We move on to Hillary Clinton. "Very intelligent," Lowe says. "No extra strokes." Her B in "Bill" bridges right over to the i. Self-confident, but not egotistical--no huge capital I. And those wide spaces between words and lines are a sign of objectivity. Her signature style is consistent. "What you see is what you get."

Lowe, 46, didn't set out to be a graphologist. As a shy teenager, she happened to read a book on the subject. If she could do this, she reasoned, she'd be the life of the party. While raising three children in a first marriage, she honed her skills.

Her credentials?
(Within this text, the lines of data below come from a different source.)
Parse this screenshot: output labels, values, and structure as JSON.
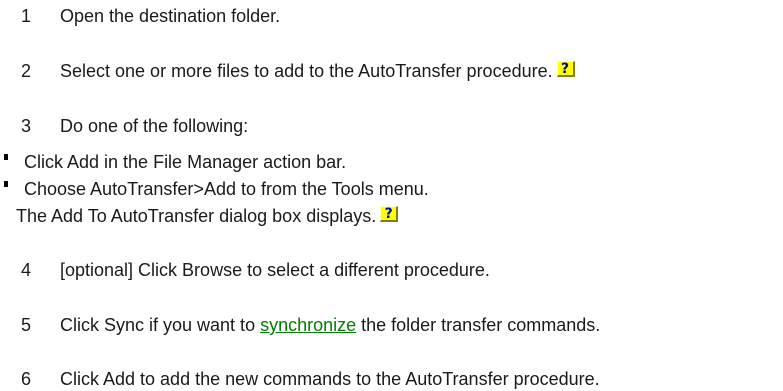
{
  "steps": [
    {
      "number": "1",
      "text": "Open the destination folder."
    },
    {
      "number": "2",
      "text": "Select one or more files to add to the AutoTransfer procedure."
    },
    {
      "number": "3",
      "text": "Do one of the following:"
    },
    {
      "number": "4",
      "text": "[optional] Click Browse to select a different procedure."
    },
    {
      "number": "5",
      "text_before": "Click Sync if you want to ",
      "link": "synchronize",
      "text_after": " the folder transfer commands."
    },
    {
      "number": "6",
      "text": "Click Add to add the new commands to the AutoTransfer procedure."
    }
  ],
  "options": [
    "Click Add in the File Manager action bar.",
    "Choose AutoTransfer>Add to from the Tools menu."
  ],
  "result_note": "The Add To AutoTransfer dialog box displays.",
  "help_icon": {
    "glyph": "?",
    "icon": "help-question-icon",
    "background": "#ffff00",
    "glyph_color": "#0000c0"
  },
  "link_color": "#008000"
}
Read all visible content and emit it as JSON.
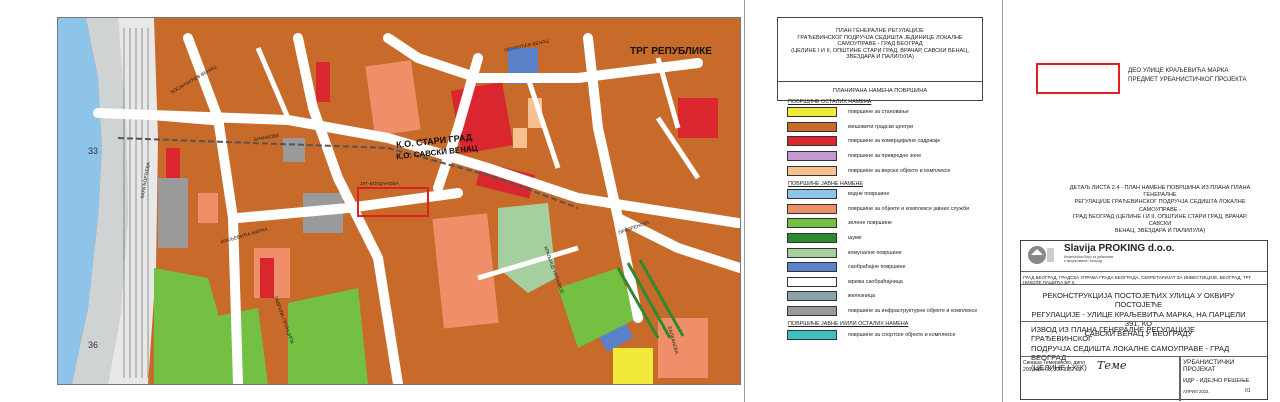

Certification by the nonprofit San Jose-based American Handwriting Analysis Foundation, which tests candidates on theory and skills. "There is no government standard, unfortunately," laments Lowe, who wishes graphology could shed its fortuneteller image.

She is explaining the three elements of handwriting analysis--the upper, middle and lower zones. The upper zone, where the upward loops of those b's, g's and h's land, represents the abstract, the imagination. The middle zone, where letters rest on a line or invisible line, represents day-to-day functioning, relationships. The lower zone, where bottom loops go, represents the past, the subconscious, dreams. What counts, Lowe says, is the interaction of all.

Now, about that valentine. . . . One characteristic does not a bad romantic risk make, but there are signs that you may be looking for love in all the wrong places:

* Inconsistent handwriting, with letters of different sizes or a changing slant, may signal an inability to commit, unreliability. Failure to connect the last letter in a word also signals "difficulty in making a final commitment."

* Wide spaces between words indicate emotional isolation or a need for space. Lowe's examples: Oscar Wilde, Emily Dickinson.

* Short loops at the bottom of letters? Possibly a lack of interest in sex. Extra-wide loops? More sexual fantasy than prowess. "They talk, they don't act."

* Peculiar loops, with curlicues or knots, could mean your lover's a bit kinky. Bottom loops drifting to the left? Mr. Right may be "looking for mothering."

* Big circles dotting those i's? Walt Disney did it. In him it was probably a sign of imagination, but circle-makers are usually immature people seeking attention.

* Does the object of your affections print, not write in script? "Printing covers up emotions," Lowe says. This person may be hard to get close to.

* If you're a party person seeking same, look for a right slanter. A left slanter's apt to be more of a recluse. "Handwriting is like body language," Lowe says. When a person leans toward you while shaking your hand, you've just met a right slanter.

Lowe's file yields a sample of mass murderer Jeffrey Dahmer's writing. What one notices first is that his a's and o's are open at the bottom. To Lowe, that indicates "a real inability to relate to people." A loner. No graphologist could have predicted his criminal behavior, she emphasizes--handwriting analysis is an imperfect science--but it does provide clues to psychological makeup.